Es fundamental tener claro dónde ponemos el foco de nuestra vida, y en este caso concreto de nuestra vida profesional. Yo lo digo bien claro, ni trabajo para la Gerencia Regional de Salud ni para mí mismo, yo trabajo fundamentalmente para aquellos a los que sirvo. Esforzándome, esmerándome, cultivándome para dar un buen servicio, el mejor que esté en mis manos, sin escatimar medios, sin escaqueos, implicándome, «complicándome la existencia», tratando siempre de regalar algo más de lo que está contratado, pactado o tarifado; regalándoles y regalándome un plus de felicidad.

 

A muchos pacientes, hombres y mujeres, niños y ancianos, les he pedido que me regalasen siquiera media sonrisa, generalmente me la regalaron entera y a la vez siguiente no hizo falta pedírsela.

 

Ser feliz en el trabajo no es una utopía. Cierto que nuestra tradición judeocristiana arrastra esa maldición divina del trabajo como castigo en ese «ganarás el pan con el sudor de tu frente» y claro todos huimos del castigo. Veámoslo desde otra perspectiva, la del artista, la de aquel que henchido de gozo y satisfacción contempla su obra. Si un artista puede disfrutar de su obra, sentirse satisfecho de ella, realizarla no solo como un trabajo… ¿Por qué nosotros, profesionales sanitarios, vamos a renunciar a ello? ¿Quién nos puede arrebatar esa gozada del trabajo bien hecho?

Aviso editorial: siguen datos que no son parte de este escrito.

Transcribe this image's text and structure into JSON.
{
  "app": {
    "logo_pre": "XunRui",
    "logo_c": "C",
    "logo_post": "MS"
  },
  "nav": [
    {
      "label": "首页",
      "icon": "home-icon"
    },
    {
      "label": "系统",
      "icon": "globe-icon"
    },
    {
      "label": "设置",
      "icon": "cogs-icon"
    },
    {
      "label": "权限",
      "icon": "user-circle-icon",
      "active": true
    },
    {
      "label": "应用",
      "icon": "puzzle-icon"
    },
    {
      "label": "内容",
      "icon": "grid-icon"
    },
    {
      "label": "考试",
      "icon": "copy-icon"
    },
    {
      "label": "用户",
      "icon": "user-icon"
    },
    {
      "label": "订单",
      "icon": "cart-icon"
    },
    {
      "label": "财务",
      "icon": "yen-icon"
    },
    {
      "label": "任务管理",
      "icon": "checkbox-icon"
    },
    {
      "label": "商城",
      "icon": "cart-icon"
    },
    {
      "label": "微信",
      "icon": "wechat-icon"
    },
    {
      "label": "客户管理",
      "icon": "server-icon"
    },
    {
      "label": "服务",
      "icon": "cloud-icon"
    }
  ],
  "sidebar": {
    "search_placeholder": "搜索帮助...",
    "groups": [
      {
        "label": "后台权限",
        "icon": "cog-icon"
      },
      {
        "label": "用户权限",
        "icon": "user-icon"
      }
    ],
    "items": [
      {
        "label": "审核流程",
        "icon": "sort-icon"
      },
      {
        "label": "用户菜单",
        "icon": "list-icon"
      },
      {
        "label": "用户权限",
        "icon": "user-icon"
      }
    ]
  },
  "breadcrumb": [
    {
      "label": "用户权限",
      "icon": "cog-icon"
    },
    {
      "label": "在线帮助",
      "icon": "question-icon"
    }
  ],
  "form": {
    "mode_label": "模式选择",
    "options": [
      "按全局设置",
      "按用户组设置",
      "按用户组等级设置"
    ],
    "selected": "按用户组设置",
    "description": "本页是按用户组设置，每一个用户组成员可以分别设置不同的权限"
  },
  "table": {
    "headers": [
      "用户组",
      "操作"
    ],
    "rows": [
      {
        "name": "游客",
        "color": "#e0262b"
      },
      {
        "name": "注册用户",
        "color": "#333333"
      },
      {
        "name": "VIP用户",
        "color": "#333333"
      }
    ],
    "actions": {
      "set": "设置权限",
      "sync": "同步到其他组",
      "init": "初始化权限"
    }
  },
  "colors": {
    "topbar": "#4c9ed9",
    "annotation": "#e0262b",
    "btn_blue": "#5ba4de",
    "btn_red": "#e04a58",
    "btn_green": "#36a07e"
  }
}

Más allá de la pura ciencia, imprescindible cultivarla con tesón, pues sin ella nos convertimos en charlatanes, no queda duda alguna de que el ejercicio de la medicina también es un arte. Así como arte, el trabajo en salud supera todo lo escrito y todo lo normado, donde cada uno pone su sello personal, donde la superación no tiene límites. Desde la auxiliar, en cuyas manos un niño sonríe frente a una vacuna, al cirujano plástico reconstruyendo la cara de un gran quemado, pasando por las manos y la sonrisa de la matrona que a la parturienta anima y da valor.

 

Arte que comunica al médico con su paciente, que identifica a ambos en la consecución de su objetivo común: la salud. Arte que ayuda a sanar y arte que ayuda a «bien morir». Arte que identifica e individualiza a cada médico, arte que le gratifica cuando la ciencia se agota. Arte al servicio de la vida, arte, en fin, que con gran esmero hay que cultivar.

 

Y por último la mística, no la de Teresa de Cepeda y Ahumada (Teresa de Ávila) sino la del trabajo en salud. Dice el diccionario que lo místico es aquello que nace del espíritu, y el espíritu del médico no es otro que el del servicio a la salud; y para el especialista en Medicina Familiar y Comunitaria eso no tiene límites, cada una de nuestras cotidianas sinfonías ha de ser una obra de arte. Repito, reitero, remarco y recalco que ser médico de familia es servir a la persona, a cada persona, en su totalidad, no a su patología.

 

Como cualquier simplificación el ejemplo que pongo puede quedar pobre, pero con excesiva frecuencia esto es así. Expresión del residente en medio hospitalario: «he visto una colecistitis en la 328B». Expresión del residente de medicina familiar y comunitaria en el centro de salud «he visto a la señora Teresa, la madre de Tomás el del estanco, creo que tenía una colecistitis y la he derivado a urgencias».

 

He hablado del trabajo en salud y del ser médico de familia. Ayer releía todo esto y me decía: Manolo, hace 37 años que eres médico y sigues viviendo, pensando y soñando como el día que saliste de la facultad, sigue así que por ahí vas bien.